Quando esse episódio veio à público, descobriu-se que Bolsonaro (e Michelle), através de prepostos ou diretamente, tentaram reaver, por oito vezes, o colar, sem sucesso. A última, teria sido em 29/12/2022, dois dias antes de Bolsonaro deixar o poder. Desta vez, o encarregado da “missão” de resgatar o colar, foi Jairo Moreira da Silva, sargento da Marinha, que viajou para São Paulo num jato FAB. Tentou, em vão, argumentar que iria levar as joias para o acervo público do Palácio.
Diante do escândalo, o ex-ministro de Minas e Energia, criou várias versões.
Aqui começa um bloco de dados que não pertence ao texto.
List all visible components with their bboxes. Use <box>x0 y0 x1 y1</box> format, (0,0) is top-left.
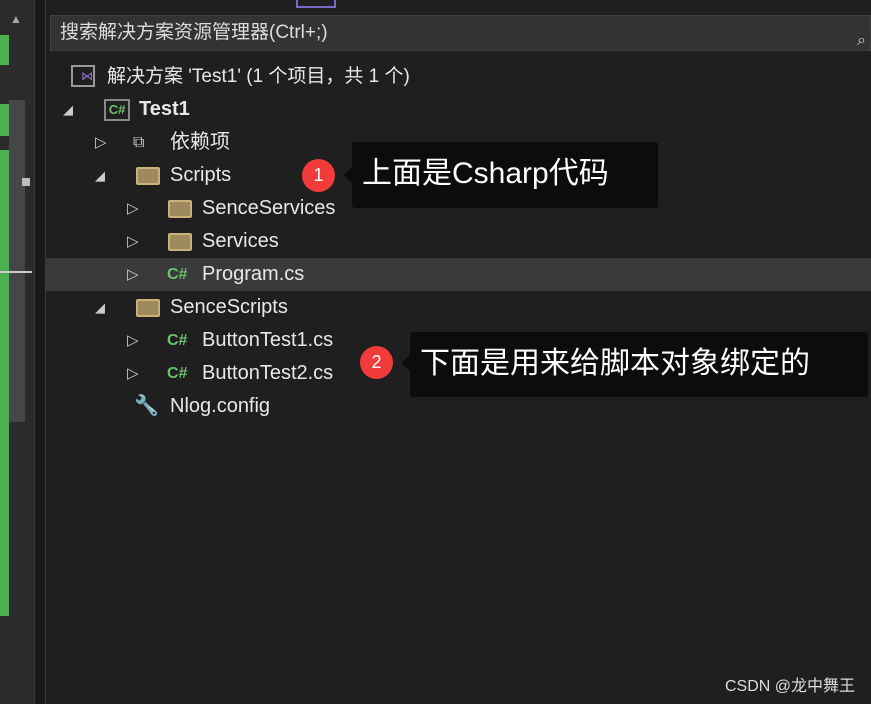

Na mais difundida, o colar seria presente do príncipe saudita para Michelle Bolsonaro. Estranho, porque nem Bolsonaro, nem Michele, foram a tal reunião no país árabe. Alguém daria um presente tão valioso sem conhecer a destinatária? Existem indícios de que haveria uma troca de favores, uma vez que, um mês depois do episódio no aeroporto, um fundo dos Emirados Árabes (com participação de investidores sauditas) comprou uma refinaria da Petrobrás, na Bahia.
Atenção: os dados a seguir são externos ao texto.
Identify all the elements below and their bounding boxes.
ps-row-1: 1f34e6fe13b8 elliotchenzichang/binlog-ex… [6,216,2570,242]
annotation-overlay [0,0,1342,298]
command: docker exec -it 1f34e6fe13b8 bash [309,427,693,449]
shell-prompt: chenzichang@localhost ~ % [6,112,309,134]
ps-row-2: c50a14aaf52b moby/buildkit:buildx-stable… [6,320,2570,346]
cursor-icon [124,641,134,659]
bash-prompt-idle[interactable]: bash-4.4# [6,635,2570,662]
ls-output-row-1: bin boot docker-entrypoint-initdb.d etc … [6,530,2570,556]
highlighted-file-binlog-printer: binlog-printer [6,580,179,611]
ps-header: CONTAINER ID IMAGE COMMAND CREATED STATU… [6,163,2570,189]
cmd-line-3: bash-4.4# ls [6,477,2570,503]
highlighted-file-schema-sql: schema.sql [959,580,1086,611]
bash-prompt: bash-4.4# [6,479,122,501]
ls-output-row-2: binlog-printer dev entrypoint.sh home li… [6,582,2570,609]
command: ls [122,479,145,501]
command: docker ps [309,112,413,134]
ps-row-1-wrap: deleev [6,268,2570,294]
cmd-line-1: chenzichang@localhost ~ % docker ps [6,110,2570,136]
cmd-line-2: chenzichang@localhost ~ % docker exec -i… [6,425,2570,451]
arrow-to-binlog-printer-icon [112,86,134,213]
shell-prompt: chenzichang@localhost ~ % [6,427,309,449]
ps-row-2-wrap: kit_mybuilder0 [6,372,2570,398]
Conforme descrito na Ilíada, sobre a Guerra de Tróia, o herói grego Aquiles morreu devido a uma ferida em seu calcanhar, causada por uma flecha, talvez envenenada. O colar, encontrado num estojo dentro da escultura de cavalo oferecido pelo príncipe saudita, foi o “calcanhar de Aquiles” da tentativa de “voo solo” de Michelle na política. Ninguém da Arábia Saudita confirmou a versão do ex-ministro. Tudo ainda é confuso. A cada dia que passa surgem novos desdobramentos, ou melhor, novos presentes (relógios, fuzis, pistolas, etc.). Alguns objetos do “roubo” estão sendo devolvidos, após determinação do TCU. Outras joias estavam em locais estranhos, como a casa do ex-piloto de fórmula 1, Nelson Piquet, que teria contribuído com 200 mil reais para a campanha de Bolsonaro. Estranho, nunca ouvi falar que Piquet tinha uma loja de penhores!